Apple could use multiple vibration motors to simulate different textures to accomplish this, such as the Taptic Engine in its Apple Watch. The technology enables the watch to provide feedback in the form of a “tapping” sensation instead of the vibrations found in most devices on the market.
In a related patent application, titled “Texture Capture Stylus and Method,” Apple revealed a stylus which could use an image sensor or camera to capture a picture of a surface, which can then be displayed on a device -- such as a tablet. That same image could be also used in conjunction with vibration motors to provide haptic feedback to simulate drawing on a texture. Alternatively the same image-capture stylus could be used to pass over a three-dimensional physical map to create a topographical data to a two-dimensional map on a device.
Apple may launch a new iPad in the fall, the 12.9-inch iPad Pro. Aside from a larger screen and the addition of Force Touch technology, it is also expected to come with a stylus -- a first for the tablet. The iPad Pro was originally expected to launch in March, but it was delayed due to display production problems.

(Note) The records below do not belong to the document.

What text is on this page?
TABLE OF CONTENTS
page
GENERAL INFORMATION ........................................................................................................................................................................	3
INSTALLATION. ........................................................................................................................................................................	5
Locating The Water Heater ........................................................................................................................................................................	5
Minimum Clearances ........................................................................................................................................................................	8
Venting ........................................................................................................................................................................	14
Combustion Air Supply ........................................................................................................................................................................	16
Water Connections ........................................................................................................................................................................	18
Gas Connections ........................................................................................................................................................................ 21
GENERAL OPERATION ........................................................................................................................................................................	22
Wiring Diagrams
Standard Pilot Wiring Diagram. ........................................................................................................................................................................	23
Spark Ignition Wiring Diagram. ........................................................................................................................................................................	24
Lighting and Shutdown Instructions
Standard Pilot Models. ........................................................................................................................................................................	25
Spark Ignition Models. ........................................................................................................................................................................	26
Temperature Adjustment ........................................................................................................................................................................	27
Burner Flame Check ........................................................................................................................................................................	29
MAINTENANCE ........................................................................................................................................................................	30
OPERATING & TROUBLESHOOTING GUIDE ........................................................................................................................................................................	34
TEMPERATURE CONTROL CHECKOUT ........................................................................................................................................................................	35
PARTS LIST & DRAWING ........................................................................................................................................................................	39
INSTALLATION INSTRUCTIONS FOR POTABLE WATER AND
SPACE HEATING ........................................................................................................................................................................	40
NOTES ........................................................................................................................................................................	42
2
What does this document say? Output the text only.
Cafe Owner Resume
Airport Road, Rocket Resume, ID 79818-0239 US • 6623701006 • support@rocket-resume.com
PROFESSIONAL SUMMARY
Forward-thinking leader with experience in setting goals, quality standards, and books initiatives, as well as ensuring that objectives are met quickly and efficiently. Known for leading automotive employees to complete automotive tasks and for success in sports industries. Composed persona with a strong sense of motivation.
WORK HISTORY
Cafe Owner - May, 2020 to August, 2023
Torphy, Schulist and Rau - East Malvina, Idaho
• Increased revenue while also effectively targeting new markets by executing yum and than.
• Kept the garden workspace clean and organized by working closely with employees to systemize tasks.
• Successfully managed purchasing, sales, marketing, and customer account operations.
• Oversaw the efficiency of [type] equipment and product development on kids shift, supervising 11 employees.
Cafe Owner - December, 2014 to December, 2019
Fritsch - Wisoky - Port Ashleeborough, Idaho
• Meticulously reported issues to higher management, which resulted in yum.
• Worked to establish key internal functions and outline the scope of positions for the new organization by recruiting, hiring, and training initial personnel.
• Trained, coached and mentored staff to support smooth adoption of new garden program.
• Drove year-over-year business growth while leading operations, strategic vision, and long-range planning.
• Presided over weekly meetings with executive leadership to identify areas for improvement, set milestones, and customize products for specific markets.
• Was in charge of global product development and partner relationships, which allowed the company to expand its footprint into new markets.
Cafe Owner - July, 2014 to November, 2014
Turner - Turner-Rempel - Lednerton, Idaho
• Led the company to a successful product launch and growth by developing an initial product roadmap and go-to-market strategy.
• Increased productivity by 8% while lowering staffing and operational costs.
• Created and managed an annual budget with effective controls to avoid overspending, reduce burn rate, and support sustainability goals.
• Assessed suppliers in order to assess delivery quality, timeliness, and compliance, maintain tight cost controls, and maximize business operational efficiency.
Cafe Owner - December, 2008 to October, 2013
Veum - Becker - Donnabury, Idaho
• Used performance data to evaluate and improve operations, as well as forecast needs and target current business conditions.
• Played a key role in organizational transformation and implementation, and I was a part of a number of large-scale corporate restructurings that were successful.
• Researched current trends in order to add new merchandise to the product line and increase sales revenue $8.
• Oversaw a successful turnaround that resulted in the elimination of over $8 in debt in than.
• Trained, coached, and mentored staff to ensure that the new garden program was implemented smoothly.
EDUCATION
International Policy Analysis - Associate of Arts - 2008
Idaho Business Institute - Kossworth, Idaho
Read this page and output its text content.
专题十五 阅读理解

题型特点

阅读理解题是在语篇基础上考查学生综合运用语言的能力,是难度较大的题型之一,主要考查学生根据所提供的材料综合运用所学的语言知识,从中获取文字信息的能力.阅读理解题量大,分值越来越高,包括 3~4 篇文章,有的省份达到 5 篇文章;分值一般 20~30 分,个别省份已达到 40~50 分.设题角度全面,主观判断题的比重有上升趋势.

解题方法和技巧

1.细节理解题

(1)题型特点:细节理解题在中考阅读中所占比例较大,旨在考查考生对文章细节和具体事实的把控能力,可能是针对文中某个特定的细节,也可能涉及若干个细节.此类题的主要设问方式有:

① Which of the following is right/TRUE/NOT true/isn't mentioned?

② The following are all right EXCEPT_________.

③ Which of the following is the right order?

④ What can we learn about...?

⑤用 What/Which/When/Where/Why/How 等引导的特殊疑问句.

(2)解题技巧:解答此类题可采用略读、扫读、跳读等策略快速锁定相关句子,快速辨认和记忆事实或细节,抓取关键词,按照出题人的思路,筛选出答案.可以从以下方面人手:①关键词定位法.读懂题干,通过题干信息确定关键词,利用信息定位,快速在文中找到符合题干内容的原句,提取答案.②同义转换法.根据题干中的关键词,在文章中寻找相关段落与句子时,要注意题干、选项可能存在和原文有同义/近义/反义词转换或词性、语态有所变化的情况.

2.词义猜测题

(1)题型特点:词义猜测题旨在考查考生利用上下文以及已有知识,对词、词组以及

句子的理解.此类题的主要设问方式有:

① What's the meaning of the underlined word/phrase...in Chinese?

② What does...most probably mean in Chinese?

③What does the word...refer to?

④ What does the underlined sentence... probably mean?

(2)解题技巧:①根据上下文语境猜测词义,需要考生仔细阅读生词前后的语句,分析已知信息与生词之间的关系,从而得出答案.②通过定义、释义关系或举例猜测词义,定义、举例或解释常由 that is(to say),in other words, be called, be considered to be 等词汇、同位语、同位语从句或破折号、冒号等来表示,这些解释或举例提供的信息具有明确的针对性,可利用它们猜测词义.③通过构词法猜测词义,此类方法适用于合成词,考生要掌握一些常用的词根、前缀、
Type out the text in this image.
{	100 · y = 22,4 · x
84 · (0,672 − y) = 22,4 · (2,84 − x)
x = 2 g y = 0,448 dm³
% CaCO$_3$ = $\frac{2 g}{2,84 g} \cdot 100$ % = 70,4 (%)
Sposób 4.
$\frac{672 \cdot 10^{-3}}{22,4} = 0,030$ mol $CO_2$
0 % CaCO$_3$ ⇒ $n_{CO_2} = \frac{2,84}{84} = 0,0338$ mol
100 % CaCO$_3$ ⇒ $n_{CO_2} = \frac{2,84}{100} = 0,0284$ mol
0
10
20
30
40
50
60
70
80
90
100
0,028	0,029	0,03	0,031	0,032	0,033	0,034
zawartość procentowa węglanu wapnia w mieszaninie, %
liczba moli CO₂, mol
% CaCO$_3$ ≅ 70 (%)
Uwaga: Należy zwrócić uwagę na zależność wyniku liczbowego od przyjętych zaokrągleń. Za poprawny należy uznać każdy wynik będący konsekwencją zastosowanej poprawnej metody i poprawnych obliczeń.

Apple's stylus patents aren't the only way it's experimenting with simulating surfaces. In a patent application published in April, the company revealed it was also experimenting with simulating textures as well as their thermal conductivity, such as the sensation of touching a hot piece of metal.
As with many of Apple’s patent applications, it’s unknown if or when it plans to use the technology in one of its products. The patent applications were filed in January 27 and credit Apple engineers Jason Lor, Patrick A. Carroll, Glen A. Rhodes and Dustin J. Verhoeve for the breakthroughs.